Using your own message broker with Diagrid Catalyst

In a previous post, I wrote about Diagrid Catalyst. Catalyst provides services like pub/sub and state stores to support the developer in writing distributed applications. In the post, we discussed a sample application that processes documents and extracts fields with an LLM (gpt-4o structured extraction). Two services, upload and process, communicate via the pub/sub pattern.

In that post, we used a pub/sub broker built-in to Catalyst. Using the built-in broker makes it extremely easy to get started. You simply create the service and topic subscription and write code to wire it all up using the Dapr APIs.

Catalyst built-in pub/sub service

But what if you want to use your own broker? Read on to learn how that works.

Using Azure Service Bus as the broker

To use Azure Service Bus, simply deploy an instance in a region of your choice. Ensure you use the standard tier because you need topics, not queues:

Azure Service Bus Standard Tier deployed in Sweden; public endpoint

With Service Bus deployed, we can now tell Catalyst about it. You do so in Components in the Catalyst portal:

Creating an Azure Service Bus component

Simply click Create Component to start a wizard. After completion of the wizard, your component will appear in the list. Above, at the bottom, a component with Azure Service Bus as the target is in the list.

The wizard itself is fairly straightforward. The first screen is shown below:

Component wizard

Above, in the first step, I clicked Pub/Sub and selected Azure Service Bus Topics. As you can see, several other pub/sub brokers are supported. The above list is not complete.

In the next steps, the following is set:

  • Assign access: configure the services that can access this component; in my case, that is the upload and process service
  • Authentication profile: decide how to authenticate to Azure Service Bus; I used a connection string
  • Configure component: set the component name and properties such as timeouts. These properties are specific to Service Bus. I only set the name and left the properties at their default.

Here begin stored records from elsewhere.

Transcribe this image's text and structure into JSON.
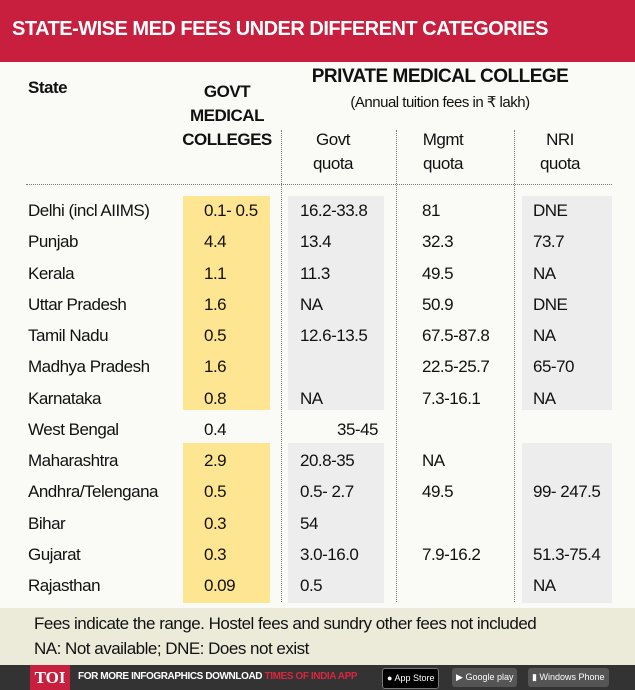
{
  "title": "STATE-WISE MED FEES UNDER DIFFERENT CATEGORIES",
  "header": {
    "state": "State",
    "govt_line1": "GOVT",
    "govt_line2": "MEDICAL",
    "govt_line3": "COLLEGES",
    "private": "PRIVATE MEDICAL COLLEGE",
    "private_sub": "(Annual tuition fees in ₹ lakh)",
    "govt_quota_1": "Govt",
    "govt_quota_2": "quota",
    "mgmt_quota_1": "Mgmt",
    "mgmt_quota_2": "quota",
    "nri_quota_1": "NRI",
    "nri_quota_2": "quota"
  },
  "rows": [
    {
      "state": "Delhi (incl AIIMS)",
      "govt": "0.1- 0.5",
      "govt_quota": "16.2-33.8",
      "mgmt": "81",
      "nri": "DNE"
    },
    {
      "state": "Punjab",
      "govt": "4.4",
      "govt_quota": "13.4",
      "mgmt": "32.3",
      "nri": "73.7"
    },
    {
      "state": "Kerala",
      "govt": "1.1",
      "govt_quota": "11.3",
      "mgmt": "49.5",
      "nri": "NA"
    },
    {
      "state": "Uttar Pradesh",
      "govt": "1.6",
      "govt_quota": "NA",
      "mgmt": "50.9",
      "nri": "DNE"
    },
    {
      "state": "Tamil Nadu",
      "govt": "0.5",
      "govt_quota": "12.6-13.5",
      "mgmt": "67.5-87.8",
      "nri": "NA"
    },
    {
      "state": "Madhya Pradesh",
      "govt": "1.6",
      "govt_quota": "",
      "mgmt": "22.5-25.7",
      "nri": "65-70"
    },
    {
      "state": "Karnataka",
      "govt": "0.8",
      "govt_quota": "NA",
      "mgmt": "7.3-16.1",
      "nri": "NA"
    },
    {
      "state": "West Bengal",
      "govt": "0.4",
      "combined": "35-45",
      "govt_quota": "",
      "mgmt": "",
      "nri": ""
    },
    {
      "state": "Maharashtra",
      "govt": "2.9",
      "govt_quota": "20.8-35",
      "mgmt": "NA",
      "nri": ""
    },
    {
      "state": "Andhra/Telengana",
      "govt": "0.5",
      "govt_quota": "0.5- 2.7",
      "mgmt": "49.5",
      "nri": "99- 247.5"
    },
    {
      "state": "Bihar",
      "govt": "0.3",
      "govt_quota": "54",
      "mgmt": "",
      "nri": ""
    },
    {
      "state": "Gujarat",
      "govt": "0.3",
      "govt_quota": "3.0-16.0",
      "mgmt": "7.9-16.2",
      "nri": "51.3-75.4"
    },
    {
      "state": "Rajasthan",
      "govt": "0.09",
      "govt_quota": "0.5",
      "mgmt": "",
      "nri": "NA"
    }
  ],
  "notes": {
    "line1": "Fees indicate the range. Hostel fees and sundry other fees not included",
    "line2": "NA: Not available; DNE: Does not exist"
  },
  "footer": {
    "logo": "TOI",
    "text": "FOR MORE  INFOGRAPHICS DOWNLOAD",
    "app": "TIMES OF INDIA  APP",
    "app_store": "App Store",
    "google_play": "Google play",
    "windows": "Windows Phone"
  },
  "colors": {
    "title_bg": "#c91f3e",
    "govt_highlight": "#fde591",
    "private_shade": "#ededed",
    "footer_bg": "#333333",
    "app_red": "#d9263f"
  }
}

That’s it. You now have defined a component that can be used by your applications. When you click the component, you can also inspect its YAML definition:

YAML representation of the component

You can use these YAML files from the diagrid CLI to create components. In the CLI they are called connections but it’s essentially the same from what I can tell at this point:

Listing connections

Showing the call graph

With Catalyst, all activity is logged and can be used to visualize a call graph like the one below:

Call Graph

Above, I clicked on the subscription that delivers messages to the process service. The messages come from our Azure pub/sub broker.

Note: you can also see the older pub/sub Catalyst broker in the call graph. It will be removed from the call graph some time after it is not used anymore.

Creating a subscription

A subscription to an Azure Service Bus topic looks the same as a subscription to the built-in Pub/Sub broker:

Subscription to topic invoices

The only difference with the previous blog post is the component. It’s the one we just created. The /process handler in your code will stay the same.

Code changes

The code from the previous post does not have to change a lot. That code uses an environment variable, PUBSUB_NAME, that needs to be set to pubsub-azure now. That’s it. The Dapr SDK code is unchanged:

with DaprClient() as d:
    try:
        result = d.publish_event(
            pubsub_name=pubsub_name,
            topic_name=topic_name,
            data=invoice.model_dump_json(),
            data_content_type='application/json',
        )
        logging.info('Publish Successful. Invoice published: %s' %
                        invoice.path)
        logging.info(f"Invoice model: {invoice.model_dump()}")
        return True
    except grpc.RpcError as err:
        logging.error(f"Failed to publish invoice: {err}")
        return False

Conclusion

Instead of using the default Catalyst pub/sub broker, we switched the underlying broker to a broker of our choice. This is just configuration. You code, besides maybe an environment variable, does not need to change.

In this post, we only changed the pub/sub broker. You can also easily change the underlying state store to Azure Blob Storage or Azure Cosmos DB.